Zum Hauptinhalt springen

Early Workflow Design: From Collaborative Scientific Problem-Solving to DAW Specifications

Period:2024-2028
Funder:German Research Foundation (DFG) as part of CRC 1404 FONDA (Foundations of Workflows for Large-Scale Scientific Data Analysis)
Principal Investigators:Anna-Lena Lamprecht (University of Potsdam), Jan Mendling (HU Berlin), Matthias Weidlich (HU Berlin)

Summary

This project aims to address challenges encountered in the early phases of the workflow life cycle, specifically focusing on the conception of data analysis workflows (DAWs). During this phase, scientists collaborate to transition from a scientific question to an abstract workflow. An abstract workflow is a methodical sketch in domain terms, representing abstract functionalities and their interdependencies. Currently, this early workflow concept is often implicit, only becoming explicit through the implementation of concrete DAWs in a given workflow language or system. While various abstract workflow representations and methods for their development have been proposed, dedicated methods and support for the conception phase are missing. This gap poses a risk to the scientific quality of workflows, as scientists often resort to "next best" workflows rather than adopting a systematic, grounded approach to their design.

The goal of this subproject is to understand the principles and processes followed by experts in the workflow conception phase and, based on this understanding, devise DAW conception methods and support techniques. We employ a multi-method strategy, combining empirical and design science methods.

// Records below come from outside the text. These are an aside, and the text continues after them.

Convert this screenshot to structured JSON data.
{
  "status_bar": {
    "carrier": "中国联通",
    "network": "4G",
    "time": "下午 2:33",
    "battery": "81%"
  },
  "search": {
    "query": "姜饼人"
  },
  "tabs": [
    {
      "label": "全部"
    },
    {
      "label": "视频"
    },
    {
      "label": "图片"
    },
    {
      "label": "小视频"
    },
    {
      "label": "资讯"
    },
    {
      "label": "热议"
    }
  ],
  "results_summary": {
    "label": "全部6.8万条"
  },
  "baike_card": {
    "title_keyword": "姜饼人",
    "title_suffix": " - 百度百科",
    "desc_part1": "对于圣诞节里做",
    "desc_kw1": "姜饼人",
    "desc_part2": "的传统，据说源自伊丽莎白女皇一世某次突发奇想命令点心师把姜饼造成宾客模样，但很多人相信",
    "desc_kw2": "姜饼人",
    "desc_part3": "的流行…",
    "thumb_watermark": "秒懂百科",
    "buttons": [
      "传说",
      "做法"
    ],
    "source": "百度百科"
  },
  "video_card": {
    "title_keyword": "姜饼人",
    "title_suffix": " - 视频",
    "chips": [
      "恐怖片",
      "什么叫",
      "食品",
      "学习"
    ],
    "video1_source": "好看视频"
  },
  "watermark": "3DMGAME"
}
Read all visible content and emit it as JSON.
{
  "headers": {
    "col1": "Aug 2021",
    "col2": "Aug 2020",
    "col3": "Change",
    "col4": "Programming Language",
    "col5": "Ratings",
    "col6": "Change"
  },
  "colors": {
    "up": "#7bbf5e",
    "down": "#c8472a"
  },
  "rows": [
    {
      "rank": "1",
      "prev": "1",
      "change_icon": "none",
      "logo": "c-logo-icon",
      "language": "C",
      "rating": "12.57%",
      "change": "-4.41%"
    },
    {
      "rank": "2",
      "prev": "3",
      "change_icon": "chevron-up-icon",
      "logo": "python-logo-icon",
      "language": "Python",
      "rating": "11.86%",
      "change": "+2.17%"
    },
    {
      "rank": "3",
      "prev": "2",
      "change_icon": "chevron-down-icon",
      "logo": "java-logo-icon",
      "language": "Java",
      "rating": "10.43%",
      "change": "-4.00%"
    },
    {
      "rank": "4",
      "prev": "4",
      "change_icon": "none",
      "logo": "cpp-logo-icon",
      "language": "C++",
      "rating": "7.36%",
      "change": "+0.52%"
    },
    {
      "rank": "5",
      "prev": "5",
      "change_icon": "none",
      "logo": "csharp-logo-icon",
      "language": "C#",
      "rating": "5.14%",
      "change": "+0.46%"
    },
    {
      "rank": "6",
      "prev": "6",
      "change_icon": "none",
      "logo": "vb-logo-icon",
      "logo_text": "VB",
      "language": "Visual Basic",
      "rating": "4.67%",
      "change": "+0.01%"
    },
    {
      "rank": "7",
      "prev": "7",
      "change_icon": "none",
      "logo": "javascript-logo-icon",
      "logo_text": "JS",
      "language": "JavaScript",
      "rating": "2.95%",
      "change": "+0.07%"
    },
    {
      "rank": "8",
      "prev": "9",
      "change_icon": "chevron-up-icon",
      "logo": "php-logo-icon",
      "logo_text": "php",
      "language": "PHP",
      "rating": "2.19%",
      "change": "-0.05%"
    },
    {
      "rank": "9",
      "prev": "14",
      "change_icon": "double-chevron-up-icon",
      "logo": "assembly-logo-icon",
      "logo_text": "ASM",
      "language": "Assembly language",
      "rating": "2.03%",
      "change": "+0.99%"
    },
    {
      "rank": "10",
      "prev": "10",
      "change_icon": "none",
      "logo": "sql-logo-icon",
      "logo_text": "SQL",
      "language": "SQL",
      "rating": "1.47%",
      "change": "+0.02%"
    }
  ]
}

Qualitative studies, including interviews with scientists and workflow developers from fields such as bioinformatics, geosciences, and materials science, will be conducted to investigate the challenges faced during the initial phases. Design science methods will then be used to develop support techniques to support the collaborative conception of workflows, their representation and explication as abstract workflows. We will contribute to FONDA principles SUM and PAD by enhancing the usability of abstract workflows and improving the dependability of DAWs through better alignment with the scientific question.